If market conditions deteriorate due to global tensions, policy uncertainty, or sharp corrections, companies can pause or walk away quietly. No press conferences, no explanations, no reputational fallout. Timing becomes a strategic choice rather than a public commitment.

The Transparency Trade-Off

That said, this approach isn’t without concerns.

The US introduced confidential IPO filings in 2012 to help smaller firms go public without excessive scrutiny. By 2017, the SEC extended it to all companies. Today, nearly 86% of US IPOs begin this way.

But critics have long pointed out a risk: information asymmetry. While retail investors remain in the dark, insiders including company executives, bankers, lawyers, and regulators gain access to sensitive details. History shows that leaks and misuse of insider information aren’t impossible. Even SEC employees have previously been charged with trading on non-public information linked to ongoing investigations.

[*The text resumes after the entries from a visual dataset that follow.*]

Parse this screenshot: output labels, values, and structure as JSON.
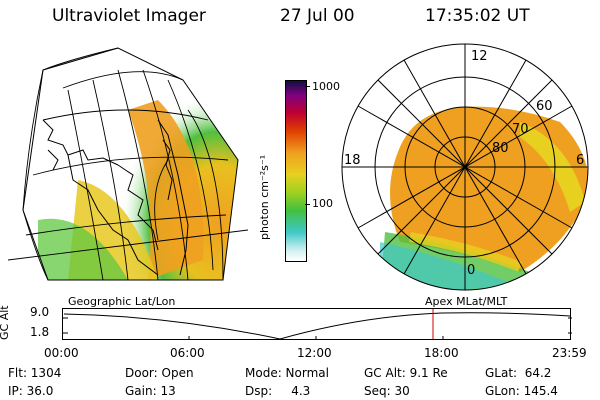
{
  "header": {
    "title": "Ultraviolet Imager",
    "date": "27 Jul 00",
    "time": "17:35:02 UT"
  },
  "colorbar": {
    "unit_label": "photon cm⁻²s⁻¹",
    "ticks": [
      "1000",
      "100"
    ]
  },
  "polar_plot": {
    "mlt_labels": [
      "12",
      "18",
      "6",
      "0"
    ],
    "lat_labels": [
      "60",
      "70",
      "80"
    ]
  },
  "altitude_panel": {
    "left_title": "Geographic Lat/Lon",
    "right_title": "Apex MLat/MLT",
    "y_axis_label": "GC Alt",
    "y_ticks": [
      "9.0",
      "1.8"
    ],
    "time_ticks": [
      "00:00",
      "06:00",
      "12:00",
      "18:00",
      "23:59"
    ],
    "marker_time": "17:35"
  },
  "status": {
    "row1": {
      "flt": "Flt: 1304",
      "door": "Door: Open",
      "mode": "Mode: Normal",
      "gc_alt": "GC Alt: 9.1 Re",
      "glat": "GLat:  64.2"
    },
    "row2": {
      "ip": "IP: 36.0",
      "gain": "Gain: 13",
      "dsp": "Dsp:     4.3",
      "seq": "Seq: 30",
      "glon": "GLon: 145.4"
    }
  },
  "colors": {
    "aurora_orange": "#f0a020",
    "aurora_yellow": "#e8d020",
    "aurora_green": "#40c040",
    "aurora_cyan": "#40c8c8",
    "marker_red": "#d00000"
  }
}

So while confidentiality reduces public noise, it doesn’t entirely eliminate scrutiny or risk.

Why This Still Matters for India

Despite these concerns, the bigger picture is clear. Confidential pre-filing gives Indian companies confidence. It allows founders to test the waters, fine-tune disclosures, and choose the right moment to go public without the pressure of public expectations.

For India’s capital markets, this could be a net positive. More companies may feel comfortable exploring listings. Better prepared IPOs could mean fewer surprises for investors. And over time, it could strengthen trust in the quality of companies entering the market.

In short, companies are learning the value of waiting for the bonus before sending out the invites. And in a market as sentiment-driven as India’s, that restraint might just make all the difference.